Fujitsu Ltd, Japan’s biggest provider of computer services, said the company will miss its annual shipment target for personal computers amid slow demand for Microsoft Corp’s Windows 8 operating system.
Initial demand for the software, introduced in October, is “weak,” Fujitsu president Masami Yamamoto told reporters in Tokyo on Thursday. A slump in demand in Europe resulting from the eurozone sovereign debt crisis will also erode sales he said. PC deliveries for the year ending March 31 next year could be more than 6 million units, compared with an October estimate of 7 million units, he said.
US retail sales of devices running Windows systems fell 21 percent from a year earlier in the four weeks after Microsoft released Windows 8 on Oct. 26, according to a Nov. 29 report by Port Washington, New York-based NPD Group Inc. The decrease has been fueled by a 24 percent drop in sales of notebook computers as customers opt for Apple Inc’s iPad or tablets powered by Google Inc’s Android software.
“We can’t be optimistic about the PC industry,” said Yoshihisa Toyosaki, a Tokyo-based analyst at Architect Grand Design, an electronics research and consulting company. “PC makers’ bet on Windows 8 has failed as cheaper tablet computers are taking away customers.”
Fujitsu is focusing on information technology services, helping it weather a slump in electronics sales that contributed to record losses at Sony Corp, Panasonic Corp and Sharp Corp. Yamamoto said the company does not plan to lower prices for its PCs, which along with mobile phones accounted for a combined 20 percent of Fujitsu’s revenue in the year that ended March 31, according to data compiled by Bloomberg.
“Fujitsu doesn’t plan to join its competitors in discounting [to sustain sales],” Yamamoto said.

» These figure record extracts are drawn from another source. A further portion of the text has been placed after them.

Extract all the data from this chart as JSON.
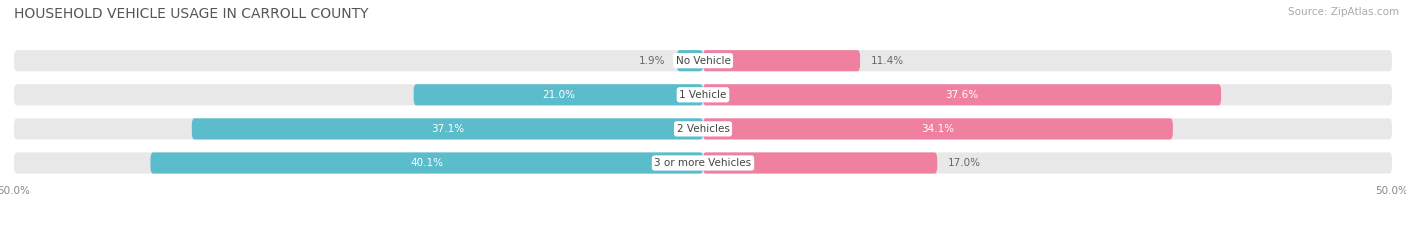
{
  "title": "HOUSEHOLD VEHICLE USAGE IN CARROLL COUNTY",
  "source": "Source: ZipAtlas.com",
  "categories": [
    "No Vehicle",
    "1 Vehicle",
    "2 Vehicles",
    "3 or more Vehicles"
  ],
  "owner_values": [
    1.9,
    21.0,
    37.1,
    40.1
  ],
  "renter_values": [
    11.4,
    37.6,
    34.1,
    17.0
  ],
  "owner_color": "#5bbccc",
  "renter_color": "#f080a0",
  "bg_color": "#e8e8e8",
  "background_color": "#ffffff",
  "title_fontsize": 10,
  "source_fontsize": 7.5,
  "label_fontsize": 7.5,
  "tick_fontsize": 7.5,
  "category_fontsize": 7.5,
  "value_fontsize": 7.5
}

The company needs to strengthen its services in overseas markets, shifting from a product-focused approach, he said.
The company had said earlier it was counting on shipments in Europe and other overseas markets to account for more than half of total PC sales in the current fiscal year.
Shares in Fujitsu, a supplier to Samsung Electronics Co, fell 0.8 percent to ¥360 at the close of trading on the Tokyo Stock Exchange. The stock has declined 10 percent this year, compared with a 23 percent gain in the benchmark Nikkei 225 Stock Average.
Dell Inc, the world’s third-largest PC maker, said on Dec. 12 it is seeing strong demand for computers and tablets running Windows 8.
Interest in the operating system is “quite high,” Dell chief executive officer Michael Dell said at a conference in Austin, Texas.
Microsoft plans to overhaul how it develops its flagship Windows operating system in a strategic shift aimed at keeping pace with nimbler rivals Apple and Google, people familiar with the matter said last month.
Microsoft aims to upgrade the software more frequently, about once a year, rather than every two or three years as it has done in the past, the people said. The world’s largest software maker has floundered as personal computers, where it has long dominated, have lost ground to the smartphones and tablets championed by Apple and Google.
Fujitsu, the maker of the K supercomputer, will decide on a restructuring plan for its unprofitable chip business by March 31 next year, Yamamoto said, declining to provide details. The company is trying to rely more on other firms to make its chips instead of running its own chip-fabrication plants.